Antegustava uma satisfação feroz, prevendo um belo horror de destruições. Apertavam as vozes de comando, e o mestre enfurecia — qui­sera ter os punhos do mundo inteiro para torcer o rumo do vento! Era uma vela meter-se onde eles queriam, e bambeava com os paroxismos de um soçobrante. Havia um demo no espaço negro a embirrar com o barco.
O comandante e oficiais ainda estavam bêbedos da orgia que tive­ram ao sair do porto.
O escravo, supersticioso, jurava entre si que o lume que se apro­ximava era o espírito maligno, em feitio de macaco, às cabriolas de onda em onda, com uma brasa na boca. Ele via até os ziguezagues na traje­tória do farol movediço.
Assombrado pela incerteza do perigo, ele desceu, e voltou com um machado. No pescoço conservava o seu amuleto. Estava armado para o desconhecido. Fazia muito frio. Começou a espalhar-se um medo, insinuativo no meio da treva, e mais tarde o pavor.
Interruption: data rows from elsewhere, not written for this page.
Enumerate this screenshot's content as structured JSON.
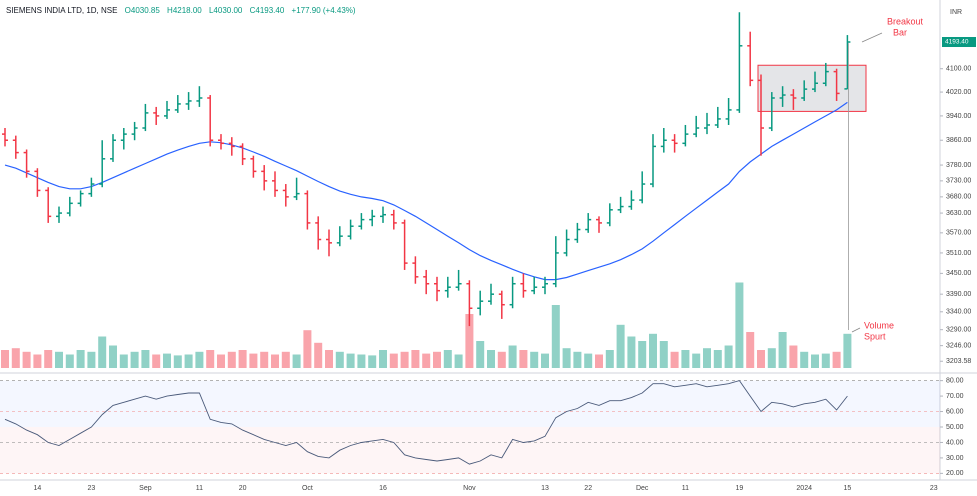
{
  "header": {
    "symbol": "SIEMENS INDIA LTD, 1D, NSE",
    "open": "O4030.85",
    "high": "H4218.00",
    "low": "L4030.00",
    "close": "C4193.40",
    "change": "+177.90 (+4.43%)"
  },
  "chart_data": [
    {
      "type": "ohlc",
      "currency": "INR",
      "log": true,
      "up_color": "#089981",
      "down_color": "#f23645",
      "ma_color": "#2962ff",
      "ylim": [
        3180,
        4330
      ],
      "yticks": [
        {
          "value": 4100,
          "label": "4100.00"
        },
        {
          "value": 4020,
          "label": "4020.00"
        },
        {
          "value": 3940,
          "label": "3940.00"
        },
        {
          "value": 3860,
          "label": "3860.00"
        },
        {
          "value": 3780,
          "label": "3780.00"
        },
        {
          "value": 3730,
          "label": "3730.00"
        },
        {
          "value": 3680,
          "label": "3680.00"
        },
        {
          "value": 3630,
          "label": "3630.00"
        },
        {
          "value": 3570,
          "label": "3570.00"
        },
        {
          "value": 3510,
          "label": "3510.00"
        },
        {
          "value": 3450,
          "label": "3450.00"
        },
        {
          "value": 3390,
          "label": "3390.00"
        },
        {
          "value": 3340,
          "label": "3340.00"
        },
        {
          "value": 3290,
          "label": "3290.00"
        },
        {
          "value": 3246,
          "label": "3246.00"
        },
        3203.58
      ],
      "last_label": "4193.40",
      "categories": [
        null,
        null,
        null,
        "14",
        null,
        null,
        null,
        null,
        "23",
        null,
        null,
        null,
        null,
        "Sep",
        null,
        null,
        null,
        null,
        "11",
        null,
        null,
        null,
        "20",
        null,
        null,
        null,
        null,
        null,
        "Oct",
        null,
        null,
        null,
        null,
        null,
        null,
        "16",
        null,
        null,
        null,
        null,
        null,
        null,
        null,
        "Nov",
        null,
        null,
        null,
        null,
        null,
        null,
        "13",
        null,
        null,
        null,
        "22",
        null,
        null,
        null,
        null,
        "Dec",
        null,
        null,
        null,
        "11",
        null,
        null,
        null,
        null,
        "19",
        null,
        null,
        null,
        null,
        null,
        "2024",
        null,
        null,
        null,
        "15",
        null,
        null,
        null,
        null,
        null,
        null,
        null,
        "23"
      ],
      "ohlc": [
        [
          3880,
          3900,
          3840,
          3860
        ],
        [
          3860,
          3875,
          3800,
          3820
        ],
        [
          3820,
          3830,
          3740,
          3760
        ],
        [
          3760,
          3770,
          3680,
          3700
        ],
        [
          3700,
          3710,
          3600,
          3620
        ],
        [
          3620,
          3650,
          3600,
          3630
        ],
        [
          3630,
          3680,
          3620,
          3660
        ],
        [
          3660,
          3700,
          3650,
          3690
        ],
        [
          3690,
          3740,
          3680,
          3720
        ],
        [
          3720,
          3860,
          3710,
          3800
        ],
        [
          3800,
          3880,
          3790,
          3860
        ],
        [
          3860,
          3900,
          3830,
          3880
        ],
        [
          3880,
          3920,
          3860,
          3900
        ],
        [
          3900,
          3980,
          3890,
          3950
        ],
        [
          3950,
          3970,
          3910,
          3940
        ],
        [
          3940,
          3990,
          3930,
          3960
        ],
        [
          3960,
          4010,
          3950,
          3980
        ],
        [
          3980,
          4020,
          3960,
          3990
        ],
        [
          3990,
          4040,
          3970,
          4000
        ],
        [
          4000,
          4010,
          3840,
          3860
        ],
        [
          3860,
          3880,
          3830,
          3850
        ],
        [
          3850,
          3870,
          3810,
          3840
        ],
        [
          3840,
          3850,
          3780,
          3800
        ],
        [
          3800,
          3810,
          3740,
          3760
        ],
        [
          3760,
          3780,
          3700,
          3730
        ],
        [
          3730,
          3760,
          3680,
          3700
        ],
        [
          3700,
          3720,
          3650,
          3680
        ],
        [
          3680,
          3740,
          3670,
          3690
        ],
        [
          3690,
          3700,
          3580,
          3600
        ],
        [
          3600,
          3620,
          3520,
          3550
        ],
        [
          3550,
          3580,
          3500,
          3540
        ],
        [
          3540,
          3590,
          3530,
          3560
        ],
        [
          3560,
          3610,
          3550,
          3590
        ],
        [
          3590,
          3630,
          3580,
          3610
        ],
        [
          3610,
          3640,
          3590,
          3620
        ],
        [
          3620,
          3650,
          3600,
          3625
        ],
        [
          3625,
          3640,
          3580,
          3600
        ],
        [
          3600,
          3610,
          3460,
          3480
        ],
        [
          3480,
          3500,
          3420,
          3440
        ],
        [
          3440,
          3460,
          3390,
          3420
        ],
        [
          3420,
          3440,
          3370,
          3400
        ],
        [
          3400,
          3440,
          3380,
          3410
        ],
        [
          3410,
          3460,
          3400,
          3420
        ],
        [
          3420,
          3430,
          3300,
          3350
        ],
        [
          3350,
          3400,
          3330,
          3370
        ],
        [
          3370,
          3420,
          3360,
          3390
        ],
        [
          3390,
          3400,
          3320,
          3360
        ],
        [
          3360,
          3440,
          3350,
          3420
        ],
        [
          3420,
          3450,
          3380,
          3400
        ],
        [
          3400,
          3440,
          3390,
          3410
        ],
        [
          3410,
          3440,
          3390,
          3420
        ],
        [
          3420,
          3560,
          3410,
          3510
        ],
        [
          3510,
          3580,
          3500,
          3550
        ],
        [
          3550,
          3600,
          3540,
          3580
        ],
        [
          3580,
          3630,
          3570,
          3610
        ],
        [
          3610,
          3620,
          3570,
          3600
        ],
        [
          3600,
          3660,
          3590,
          3640
        ],
        [
          3640,
          3680,
          3630,
          3650
        ],
        [
          3650,
          3700,
          3640,
          3670
        ],
        [
          3670,
          3760,
          3660,
          3720
        ],
        [
          3720,
          3880,
          3710,
          3840
        ],
        [
          3840,
          3900,
          3820,
          3860
        ],
        [
          3860,
          3880,
          3820,
          3850
        ],
        [
          3850,
          3910,
          3840,
          3880
        ],
        [
          3880,
          3940,
          3870,
          3900
        ],
        [
          3900,
          3950,
          3880,
          3910
        ],
        [
          3910,
          3970,
          3900,
          3930
        ],
        [
          3930,
          4000,
          3910,
          3960
        ],
        [
          3960,
          4300,
          3950,
          4180
        ],
        [
          4180,
          4230,
          4040,
          4060
        ],
        [
          4060,
          4080,
          3810,
          3900
        ],
        [
          3900,
          4020,
          3890,
          4000
        ],
        [
          4000,
          4040,
          3970,
          4010
        ],
        [
          4010,
          4030,
          3960,
          4000
        ],
        [
          4000,
          4060,
          3990,
          4030
        ],
        [
          4030,
          4090,
          4020,
          4050
        ],
        [
          4050,
          4120,
          4040,
          4090
        ],
        [
          4090,
          4100,
          3990,
          4015.5
        ],
        [
          4030.85,
          4218,
          4030,
          4193.4
        ],
        null,
        null,
        null,
        null,
        null,
        null,
        null,
        null
      ],
      "ma": [
        3780,
        3770,
        3755,
        3740,
        3725,
        3712,
        3705,
        3705,
        3712,
        3725,
        3740,
        3755,
        3770,
        3785,
        3800,
        3815,
        3828,
        3840,
        3850,
        3855,
        3852,
        3845,
        3835,
        3822,
        3808,
        3792,
        3777,
        3762,
        3745,
        3728,
        3712,
        3698,
        3688,
        3680,
        3675,
        3668,
        3655,
        3638,
        3620,
        3600,
        3580,
        3560,
        3540,
        3520,
        3502,
        3488,
        3475,
        3462,
        3450,
        3440,
        3432,
        3432,
        3438,
        3448,
        3458,
        3468,
        3478,
        3490,
        3505,
        3522,
        3545,
        3570,
        3595,
        3620,
        3645,
        3670,
        3695,
        3720,
        3760,
        3790,
        3815,
        3840,
        3860,
        3880,
        3900,
        3920,
        3940,
        3960,
        3985,
        null,
        null,
        null,
        null,
        null,
        null,
        null,
        null
      ],
      "box": {
        "low": 3955,
        "high": 4112,
        "from": 70,
        "to": 80
      },
      "annotations": [
        {
          "lines": [
            "Breakout",
            "Bar"
          ],
          "color": "#f23645"
        },
        {
          "lines": [
            "Volume",
            "Spurt"
          ],
          "color": "#f23645"
        }
      ]
    },
    {
      "type": "bar",
      "ylim": [
        0,
        100
      ],
      "values": [
        20,
        22,
        18,
        15,
        20,
        18,
        15,
        20,
        18,
        35,
        25,
        15,
        18,
        20,
        15,
        16,
        14,
        15,
        18,
        20,
        15,
        18,
        20,
        16,
        18,
        15,
        18,
        15,
        42,
        28,
        20,
        18,
        16,
        15,
        14,
        20,
        16,
        18,
        20,
        16,
        18,
        20,
        15,
        60,
        30,
        20,
        18,
        25,
        20,
        18,
        16,
        70,
        22,
        18,
        16,
        15,
        20,
        48,
        35,
        30,
        38,
        30,
        18,
        20,
        16,
        22,
        20,
        25,
        95,
        40,
        20,
        22,
        40,
        25,
        18,
        15,
        16,
        18,
        38,
        null,
        null,
        null,
        null,
        null,
        null,
        null,
        null
      ]
    },
    {
      "type": "line",
      "color": "#4a5a7a",
      "ylim": [
        17,
        83
      ],
      "yticks": [
        {
          "value": 80,
          "label": "80.00"
        },
        {
          "value": 70,
          "label": "70.00"
        },
        {
          "value": 60,
          "label": "60.00"
        },
        {
          "value": 50,
          "label": "50.00"
        },
        {
          "value": 40,
          "label": "40.00"
        },
        {
          "value": 30,
          "label": "30.00"
        },
        {
          "value": 20,
          "label": "20.00"
        }
      ],
      "values": [
        55,
        52,
        48,
        45,
        40,
        38,
        42,
        46,
        50,
        58,
        64,
        66,
        68,
        70,
        68,
        70,
        71,
        72,
        72,
        55,
        53,
        52,
        48,
        45,
        42,
        40,
        38,
        40,
        34,
        31,
        30,
        35,
        38,
        40,
        41,
        42,
        40,
        32,
        30,
        29,
        28,
        29,
        30,
        26,
        28,
        32,
        30,
        42,
        40,
        41,
        44,
        56,
        60,
        62,
        66,
        64,
        67,
        67,
        69,
        72,
        78,
        78,
        76,
        77,
        78,
        76,
        77,
        78,
        80,
        70,
        60,
        66,
        65,
        63,
        65,
        66,
        68,
        61,
        70,
        null,
        null,
        null,
        null,
        null,
        null,
        null,
        null
      ]
    }
  ]
}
De repente a luzinha estava mesmo em cima deles, emaranhada no porte alevantado de um paquete a vapor.
Um estremeção prolongado, como um desabamento, saiu do navio todo, que rangeu nas ínfimas veladuras do cavername. O pessoal ficou um instante bestializado. E, depois, como um bando turvo de vampiros no seu voar frouxo e mortuário, saía de todos os poros a ideia da morte. O vapor, cujo era o farol fatídico, havia metido a pique o barco, e talvez tivesse também soçobrado, matando-se ambos sem reconhecer-se, ar­rastados pelo demônio das colisões marítimas, um daqueles que ao cair do céu ficaram nos ares prestando ao gênero humano o relevante serviço de fazer-lhe o mal.
O negro levou as mãos à cabeça. Sob a noite estrelada, ele via os borbolhões do horrendo por toda parte. Escaleres ao mar, salva-vidas, aconchego e desespero dos que se amam, considerações para com os delicados, heroísmo dos fortes, num rápido.
Dele não se lembravam. A noite de sua pele casava com a do es­paço entremeadas pela de sua vida. Sua alma hostil armara-o de machado, porque ele, desde menino, ouvia falar em lutas de corso e de piratas. Isto sim, lhe seria um triunfo. Entanto, restava-lhe boiar, e ainda se fosse possível. Não podia prestar serviços, porque ninguém se entendia, assim nas goelas da morte.
E achava-se de braços cruzados, sobre o abismo, ele, o forte, o va­lentão, o calmo, o herói, o hércules. No véu das sombras viu bruxulear os olhos do tigre. Ah! e a fera não teria direito ao salvamento? A desor­dem a bordo era insuperável. Um salve-se-quem-puder! E o possante bruto humano ergueu o machado e descarregou um golpe sobre a jaula. Ébrio de sua majestade, arriou novo golpe, e repetiu. A fera recuara para o fundo, e quando viu o rombo que a desagrilhoava, atirou-se... ávida por beber sangue e doida de fome. Rolaram no convés a onça atracada com o es­cravo.
O navio empinava para a profundez. Na voragem, a fera remontou à gaiola, que flutuava nas águas, enquanto o cadáver do escravo descia no abismo, talvez com a íntima satisfação de ter libertado uma fera, entre eles perdurando uma certa simpatia de gênios e de condição.
Era ele quem tratava do tigre. Amava-lhe o rancor eterno. Achava-o formoso, tão dourado, tão liso, tão forte! Comprazia-se em matar-lhe a sede e a fome. Amava-o porque o bicho indicava ser insensível ao amor. E foi um grande prazer desaparecer da vida deixando em seu lugar um bruto que era uma concretização do ódio, humor necessário à vida social, como o fel à vida individual!